So its been 20 days since I’ve talked to you, but not one day has gone by where you haven’t crossed my mind. You’re always there. Things come up and you’re the person I want to tell them to. Or I do things that remind me of you, of us. And I can’t tell you any of these things. Why? Because that’s how you’ve made it between us.
You just decided you didn’t want to be with me anymore, randomly. No warning, no weirdness between us, no fighting. And just like that, you were out of my life. After almost a year of talking and being together you were able to drop out with basically 4 text messages. Didn’t I deserve a little more than that? Didn’t our relationship mean more to you than that? Was I really not as important to you as I thought I was? As you made me seem? Because I don’t know anybody who would just go and do that and never say anything ever again. Do you not like me now to the point where we can’t even have a friendly chat? It’s like you didn’t even care. And thats the shitty part. I cared about you, so much. I never thought I would love anybody and I think I loved you.

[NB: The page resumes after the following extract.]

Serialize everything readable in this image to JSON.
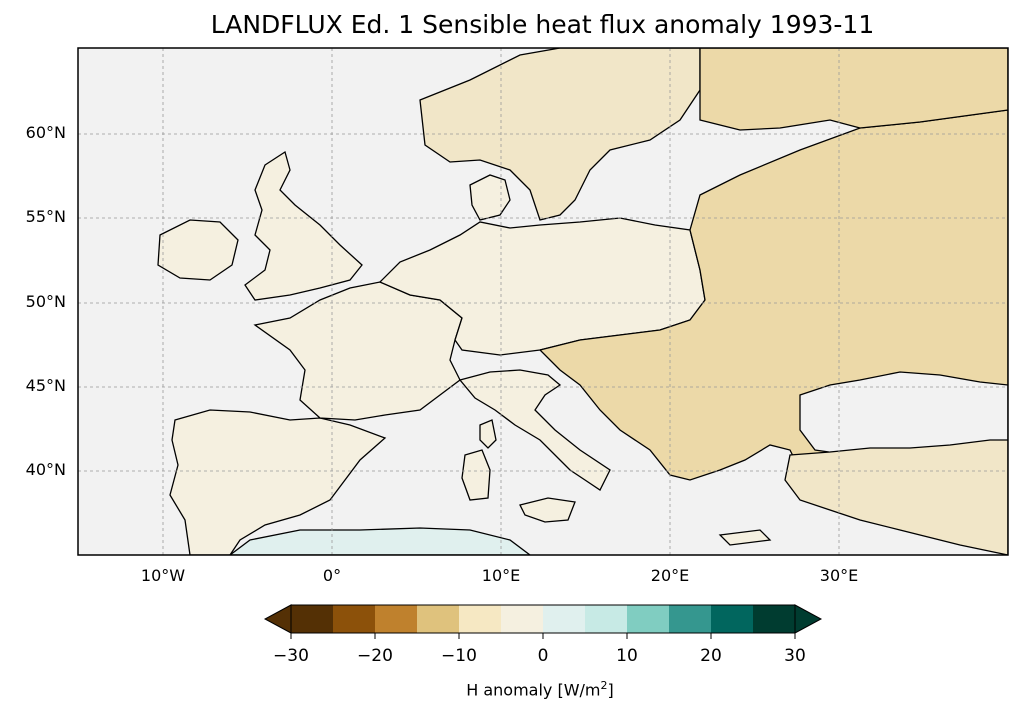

I cried over you. My friends put up with so many tears. I cried on my birthday. And you? Your friends said you were perfectly fine. How’d you do it? How’d you go from a relationship like ours to nothing and not let it phase you one bit? I wish so much we could switch spots and I could be the one not caring. Because thats the worst part, caring. It sucks. Because I know you’re fine and I’m not. What you did hurt me and I don’t think you’ll ever understand it.
I miss you. I miss your laugh. I miss our weirdness together. I miss our songs. I miss our face. I miss not being scared while we watched scary movies together. I miss how you held me. I miss how you would never pressure me. I miss how you would tickle me. I miss how we would just sit in your driveway, being late for your curfew, and talk. I miss how you understood me and my life. I miss everything about you. And that’s all I’m left with, missing you and the empty space inside of me that you used to fill. You were “perfect” or pretty close to that, you were never like any other high school boys. People never understood our relationship because it was special. And I have to be reminded of you every day when I drive by your house on my way out of the neighborhood.
I almost wish you cheated on me or something so I could hate you and it’d be easier to get over you. You somehow turned into the typical guy the last day of our relationship. Something I never thought you would be. I guess I can’t have expectations. I thought you were a better person than the way you’ve acted in the last 21 days. I wish I could hate you, but I can’t.
I don’t understand why you did what you did. You didn’t give me a legit explanation. I want the hurt to go away. They say the first cuts the deepest, and I believe them. I don’t know if I want you to talk to me or if it’s easier if you just don’t.
I guess all I can think of is I’m happier that you were in my life than if you never were at all. You showed me how great relationships can be and how they can make you feel, and I thank you for that. I never really believed in dating, I always thought it was pretty pointless. But, you showed me how amazing it is even though nothing lasts forever as much as I want it to. You are a great person and I’m glad you were able to be a chapter in my life.
I hope you can become just another one of my many memories and not take over all my thoughts in a day. I hope I can get over you and move on and I can look back at you and our times together and smile.